In January 2016, President Capilouto decided to temporarily cover the mural, while simultaneously appointing a committee of faculty, staff, a student, and a community representative to recommend a long-term, comprehensive plan to provide context and consideration for the mural and its presence in our community. His charge to the committee was this:

  1. Recommend a plan of action for the atrium of this iconic hall, which serves as an important venue for educating our students and welcoming our visitors.
  2. Determine specifically how best to give a context to this mural that reflects our shared values and the University’s compelling interest in the educational benefit of diversity.
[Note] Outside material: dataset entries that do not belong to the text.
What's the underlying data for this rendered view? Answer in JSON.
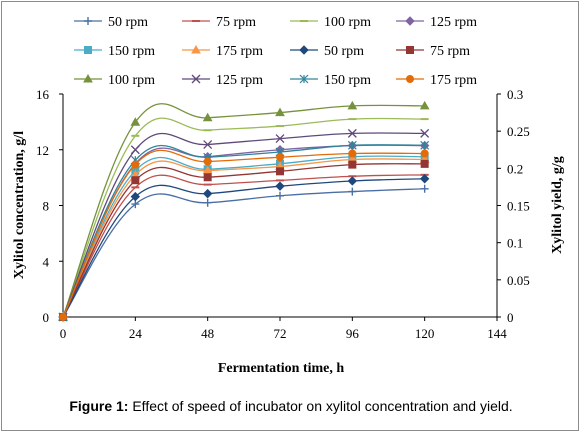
{
  "chart_data": {
    "type": "line",
    "title": "",
    "xlabel": "Fermentation time, h",
    "ylabel_left": "Xylitol concentration, g/l",
    "ylabel_right": "Xylitol yield, g/g",
    "xlim": [
      0,
      144
    ],
    "ylim_left": [
      0,
      16
    ],
    "ylim_right": [
      0,
      0.3
    ],
    "xticks": [
      "0",
      "24",
      "48",
      "72",
      "96",
      "120",
      "144"
    ],
    "yticks_left": [
      "0",
      "4",
      "8",
      "12",
      "16"
    ],
    "yticks_right": [
      "0",
      "0.05",
      "0.1",
      "0.15",
      "0.2",
      "0.25",
      "0.3"
    ],
    "grid": false,
    "legend_position": "top",
    "x": [
      0,
      24,
      48,
      72,
      96,
      120
    ],
    "series": [
      {
        "name": "50 rpm",
        "axis": "left",
        "marker": "plus",
        "color": "#4a6fa5",
        "values": [
          0,
          8.1,
          8.2,
          8.7,
          9.0,
          9.2
        ]
      },
      {
        "name": "75 rpm",
        "axis": "left",
        "marker": "dash",
        "color": "#c0504d",
        "values": [
          0,
          9.3,
          9.5,
          9.8,
          10.1,
          10.2
        ]
      },
      {
        "name": "100 rpm",
        "axis": "left",
        "marker": "dash",
        "color": "#9bbb59",
        "values": [
          0,
          13.0,
          13.4,
          13.7,
          14.2,
          14.2
        ]
      },
      {
        "name": "125 rpm",
        "axis": "left",
        "marker": "diamond",
        "color": "#8064a2",
        "values": [
          0,
          11.0,
          11.5,
          12.0,
          12.3,
          12.3
        ]
      },
      {
        "name": "150 rpm",
        "axis": "left",
        "marker": "square",
        "color": "#4bacc6",
        "values": [
          0,
          10.5,
          10.6,
          11.0,
          11.5,
          11.5
        ]
      },
      {
        "name": "175 rpm",
        "axis": "left",
        "marker": "triangle",
        "color": "#f79646",
        "values": [
          0,
          10.2,
          10.5,
          10.8,
          11.3,
          11.3
        ]
      },
      {
        "name": "50 rpm",
        "axis": "right",
        "marker": "diamond",
        "color": "#1f497d",
        "values": [
          0,
          0.162,
          0.166,
          0.176,
          0.183,
          0.186
        ]
      },
      {
        "name": "75 rpm",
        "axis": "right",
        "marker": "square",
        "color": "#943634",
        "values": [
          0,
          0.184,
          0.188,
          0.196,
          0.205,
          0.206
        ]
      },
      {
        "name": "100 rpm",
        "axis": "right",
        "marker": "triangle",
        "color": "#76923c",
        "values": [
          0,
          0.262,
          0.268,
          0.275,
          0.284,
          0.284
        ]
      },
      {
        "name": "125 rpm",
        "axis": "right",
        "marker": "x",
        "color": "#5f497a",
        "values": [
          0,
          0.225,
          0.232,
          0.24,
          0.247,
          0.247
        ]
      },
      {
        "name": "150 rpm",
        "axis": "right",
        "marker": "asterisk",
        "color": "#31849b",
        "values": [
          0,
          0.211,
          0.215,
          0.222,
          0.231,
          0.231
        ]
      },
      {
        "name": "175 rpm",
        "axis": "right",
        "marker": "circle",
        "color": "#e36c09",
        "values": [
          0,
          0.205,
          0.209,
          0.215,
          0.22,
          0.22
        ]
      }
    ]
  },
  "caption": {
    "label": "Figure 1:",
    "text": " Effect of speed of incubator on xylitol concentration and yield."
  }
}
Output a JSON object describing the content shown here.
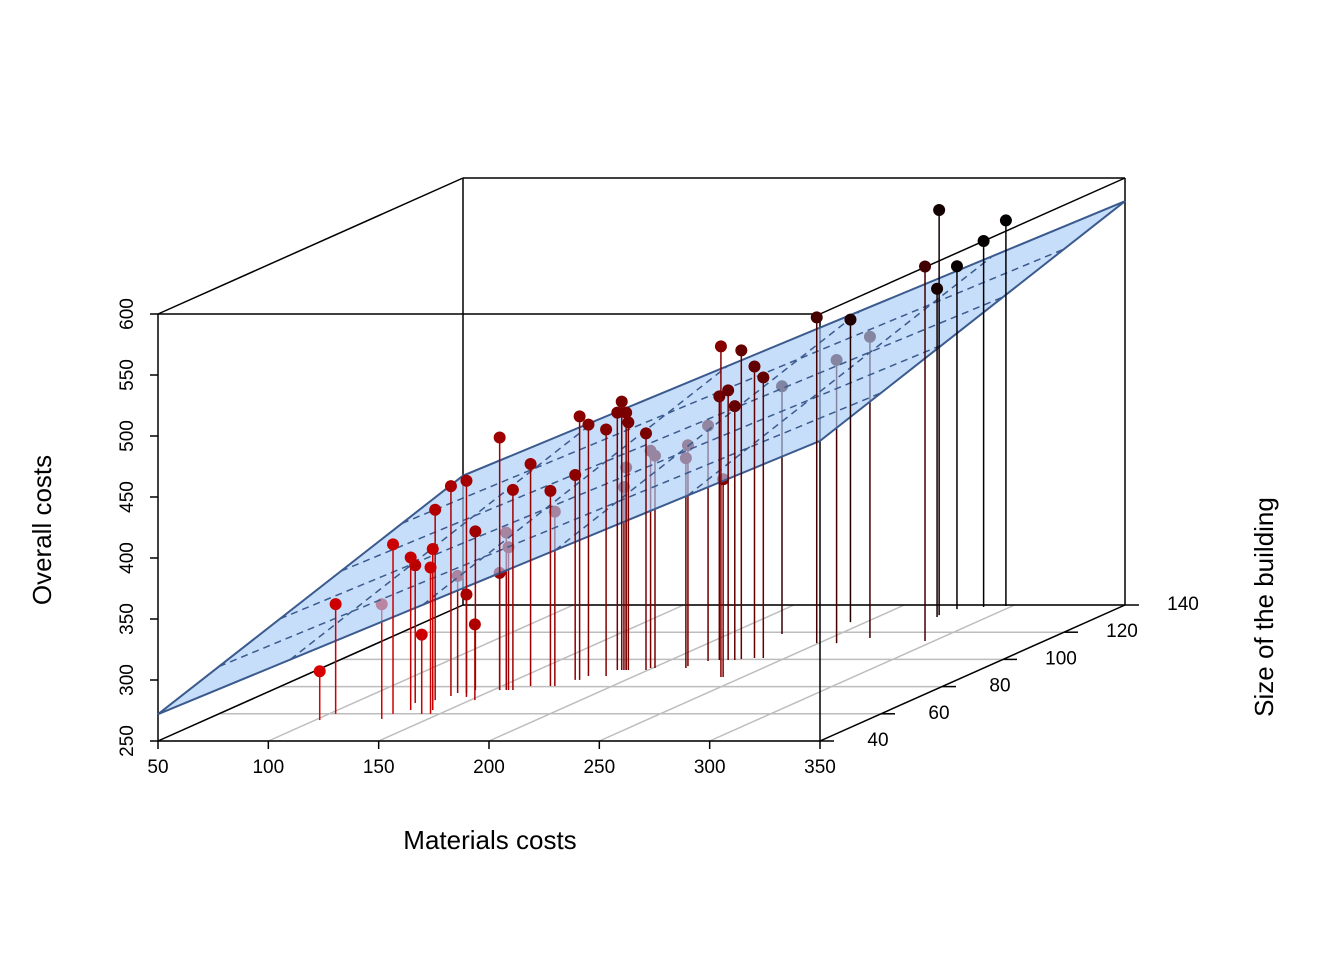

Numerous meetings were held with stakeholders including students, UK Libraries Special Collections staff, and members of the UK Art in Public Places Committee. The result of these rich and lengthy conversations has yielded a strategy of increased communication and technology, the commissioning of new artworks for the space, and the possible rebranding of Memorial Hall. The University lifted the temporary shroud on March 24, 2017.